Note that by our lemma, we may choose a prime number $p>T^2+1$ such that $a$ is a quadratic residue modulo $p$. Let us have $p \mid j^2-a$ and replacing $j$ by $p-j$, if need be, we may suppose that $p>2j$. It also follows that $j \ge \sqrt{p-1}>T$. Suppose that $p \nmid d_j$ and we see that $\frac{j^2-a}{p}<j-T$. However, $j-T \le d_j \mid \frac{j^2-a}{p}<j-T$, a contradiction! Therefore, $p \mid d_j$ and $d_j >2j$. By the fact that $d_{n+1} \ge d_n+2$ we conclude that for all $n>j$, $d_n>2n$.

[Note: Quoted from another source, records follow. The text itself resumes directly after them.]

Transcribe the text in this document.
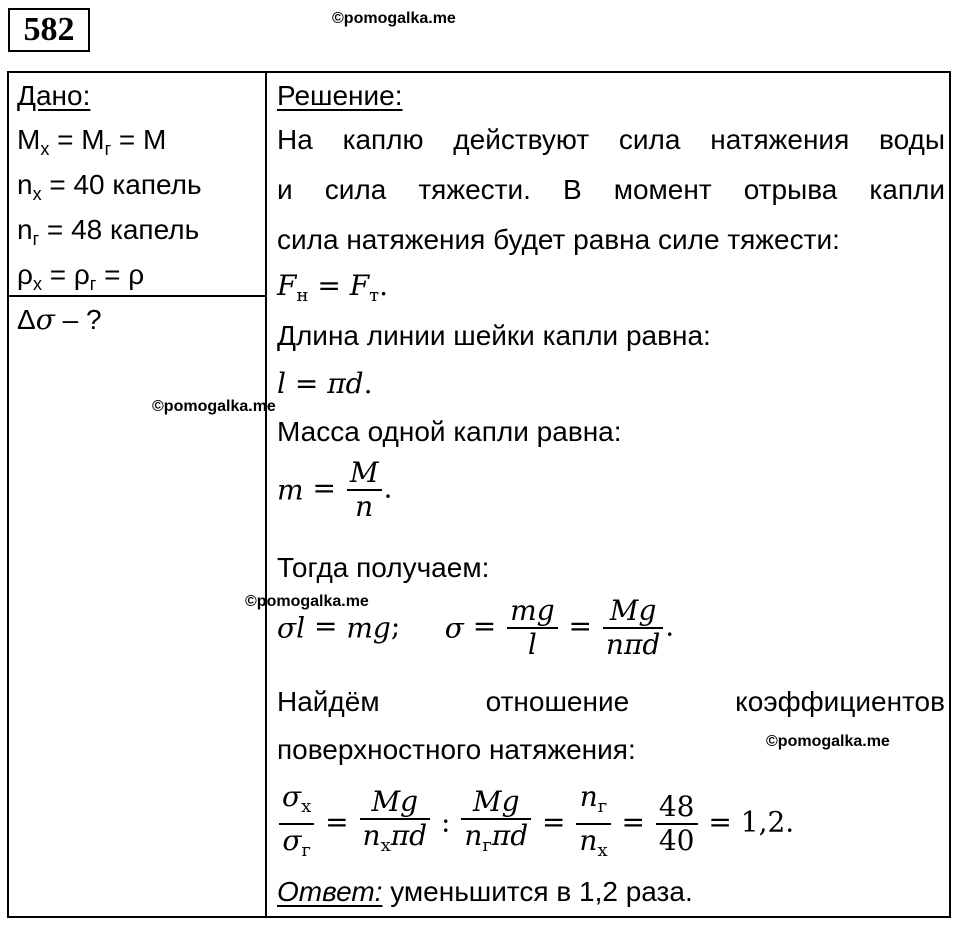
582	©pomogalka.me
Дано:
$M_х = M_г = M$
$n_х = 40$ капель
$n_г = 48$ капель
$\rho_х = \rho_г = \rho$
Δσ – ?
Решение:
На каплю действуют сила натяжения воды
и сила тяжести. В момент отрыва капли
сила натяжения будет равна силе тяжести:
$F_н = F_т$.
Длина линии шейки капли равна:
l = πd.
Масса одной капли равна:
$m = \frac{M}{n}$ .
Тогда получаем:
σl = mg;     $\sigma = \frac{mg}{l} = \frac{Mg}{\text{nπd}}$ .
Найдём отношение коэффициентов
поверхностного натяжения:
$\frac{\sigma_х}{\sigma_г} = \frac{Mg}{n_х\pi d}$ : $\frac{Mg}{n_г\pi d} = \frac{n_г}{n_х} = \frac{48}{40} = 1,2$.
Ответ: уменьшится в 1,2 раза.
©pomogalka.me
©pomogalka.me
©pomogalka.me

The last step (also the tricky one!) is that we consider the sequence $x_n=\frac{P(n)}{d_n}$ of positive integers. Notice the following chain of inequalities $$(x_n+1)d_{n+1}>(x_n+1)d_n=P(n)+d_n \ge P(n)+2n+1=P(n+1)=x_{n+1}d_{n+1}$$and we get that $x_{n+1} \le x_n$, which shows that the sequence $(x_n)_{n \ge j}$ converges and being an integer sequence, it is eventually constant, say, it equals $v$ for all large enough $n$. Then, $v \mid P(n)$ for all large enough $n$ and hence, for all $n \in \mathbb{N}$
angiland
22.09.2016 18:10
@anantmudgal09 The assumption $P(n) = n^2 - a$ might at first seem innocuous, but it actually helped your proof significantly, in deriving the key estimate $P(n) + d_n \geq P(n) + 2n+1 = P(n+1)$. If instead $P$ has leading coefficient $k$, then you would need $d_n > 2kn$ to carry out the same argument. In your proof that means finding a prime factor $p > 2kn$ of $P(n)$, which boils down to a strengthening of IMO 08 P3. As we know the result is true (due to Nagell), but it relies on analytic number theory. I think the essence is the same as my argument above for $d_n > cn \sqrt{\log(n)}$.